Quando un’associazione, che ha affidato la direzione a un factotum dotato di troppi poteri, decide di affiancargli un consulente/coach, al fine di indirizzarlo verso sani principi ed obiettivi di business, che cosa può succedere?
L’obiettivo dichiarato, e condiviso dall’interessato, era la sua crescita personale -ovviamente in termini di statura professionale- al fine di gestire in modo sempre più brillante l’associazione stessa. Quindi inizialmente ne ho sollecitato la fantasia e la creatività, per facilitare la sua ricerca di nuovi sbocchi produttivi e/o commerciali per tutti gli associati. Dopo due incontri era chiaro che non era interessato a sviluppare idee o acquisire tecniche per farle sviluppare ad altri.

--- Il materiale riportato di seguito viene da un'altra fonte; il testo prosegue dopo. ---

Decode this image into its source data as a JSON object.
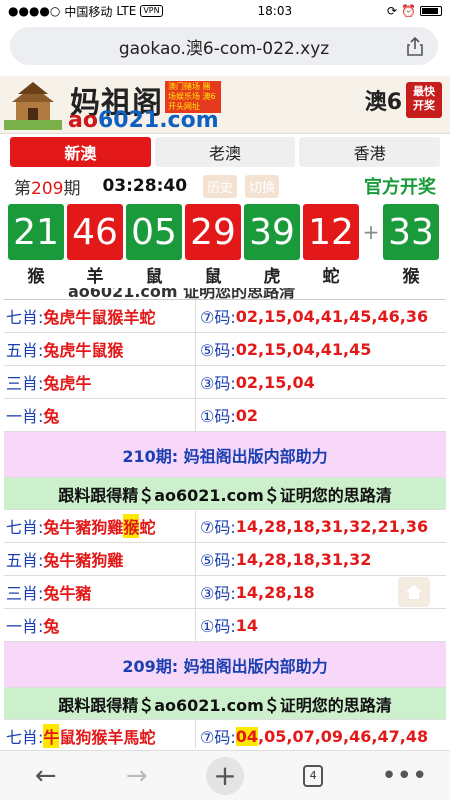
{
  "status": {
    "carrier": "中国移动",
    "network": "LTE",
    "vpn": "VPN",
    "time": "18:03"
  },
  "browser": {
    "url": "gaokao.澳6-com-022.xyz",
    "tab_count": "4"
  },
  "banner": {
    "title": "妈祖阁",
    "tagline": "澳门赌场 赌场娱乐场 澳6开头网址",
    "url_part1": "ao",
    "url_part2": "6021.com",
    "right_text": "澳6",
    "seal_text": "最快开奖"
  },
  "tabs": [
    {
      "label": "新澳",
      "active": true
    },
    {
      "label": "老澳",
      "active": false
    },
    {
      "label": "香港",
      "active": false
    }
  ],
  "draw": {
    "period_prefix": "第",
    "period_num": "209",
    "period_suffix": "期",
    "time": "03:28:40",
    "history_label": "历史",
    "switch_label": "切换",
    "official_label": "官方开奖"
  },
  "balls": [
    {
      "num": "21",
      "zodiac": "猴",
      "color": "green"
    },
    {
      "num": "46",
      "zodiac": "羊",
      "color": "red"
    },
    {
      "num": "05",
      "zodiac": "鼠",
      "color": "green"
    },
    {
      "num": "29",
      "zodiac": "鼠",
      "color": "red"
    },
    {
      "num": "39",
      "zodiac": "虎",
      "color": "green"
    },
    {
      "num": "12",
      "zodiac": "蛇",
      "color": "red"
    }
  ],
  "plus_sign": "+",
  "special_ball": {
    "num": "33",
    "zodiac": "猴",
    "color": "green"
  },
  "cutoff_text": "ao6021.com  证明您的思路清",
  "block1": [
    {
      "lab": "七肖:",
      "zod": "兔虎牛鼠猴羊蛇",
      "code_lab": "⑦码:",
      "codes": "02,15,04,41,45,46,36"
    },
    {
      "lab": "五肖:",
      "zod": "兔虎牛鼠猴",
      "code_lab": "⑤码:",
      "codes": "02,15,04,41,45"
    },
    {
      "lab": "三肖:",
      "zod": "兔虎牛",
      "code_lab": "③码:",
      "codes": "02,15,04"
    },
    {
      "lab": "一肖:",
      "zod": "兔",
      "code_lab": "①码:",
      "codes": "02"
    }
  ],
  "section210": {
    "head": "210期: 妈祖阁出版内部助力",
    "ad": "跟料跟得精＄ao6021.com＄证明您的思路清"
  },
  "block210": [
    {
      "lab": "七肖:",
      "zod_a": "兔牛豬狗雞",
      "zod_hl": "猴",
      "zod_b": "蛇",
      "code_lab": "⑦码:",
      "codes": "14,28,18,31,32,21,36"
    },
    {
      "lab": "五肖:",
      "zod": "兔牛豬狗雞",
      "code_lab": "⑤码:",
      "codes": "14,28,18,31,32"
    },
    {
      "lab": "三肖:",
      "zod": "兔牛豬",
      "code_lab": "③码:",
      "codes": "14,28,18"
    },
    {
      "lab": "一肖:",
      "zod": "兔",
      "code_lab": "①码:",
      "codes": "14"
    }
  ],
  "section209": {
    "head": "209期: 妈祖阁出版内部助力",
    "ad": "跟料跟得精＄ao6021.com＄证明您的思路清"
  },
  "row209": {
    "lab": "七肖:",
    "zod_hl": "牛",
    "zod_b": "鼠狗猴羊馬蛇",
    "code_lab": "⑦码:",
    "code_hl": "04",
    "codes_b": ",05,07,09,46,47,48"
  }
}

Allora è emerso che si poteva puntare sulla crescita delle sue competenze manageriali. In parte fornendo strumenti e metodi di controllo, in parte valorizzando la sua storia professionale, per far emergere capacità e potenzialità latenti. Ma dopo un paio di puntate, fatte di esercizi sulla pianificazione e sulla presa di decisione, sulla delega e sul controllo, si è capito che nemmeno questo gli interessava realmente. Mi ha fatto capire che desiderava qualcosa di più concreto.
Ho smesso i panni del coach per indossare quelli del consulente, e ho cominciato a illustrargli come arrivare ad una corretta ottimizzazione dei costi, operativi e finanziari, nell’interesse degli associati. Qui ha fatto capire che stavo sul banale. E che era meglio posizionarsi su qualcosa di più alto profilo, come una efficace comunicazione degli obiettivi dell’associazione.
Torno a fare il coach, e attraverso le domande e gli esempi cerco di mettere a fuoco target, risorse, strumenti, argomenti, priorità… mentre nella mia testa coltivo immagini di mercato, di libera concorrenza, di crescita nel business, di autorevolezza e fecondità dell’organizzazione.
Purtroppo solo nella mia, di testa! Infine ho capito.
Niente vale, e invano combatto per aiutarlo, quando l’associazione in realtà si deve adeguare e sottostare a principi politici, clientelari, di poltrone, di potere.
Allora non servono più competenza – esperienza – coinvolgimento – costanza – rigore. E nemmeno flessibilità, adattamento, fiuto politico. Ma il criterio diventa … una tessera! Così il nostro coaching si è concluso, con pochissimo orgoglio da parte mia, con rassegnazione da parte dei soci che avevano promosso l’iniziativa, e con soddisfazione dell’interessato, che vedeva confermata la centralità delle sue competenze di base.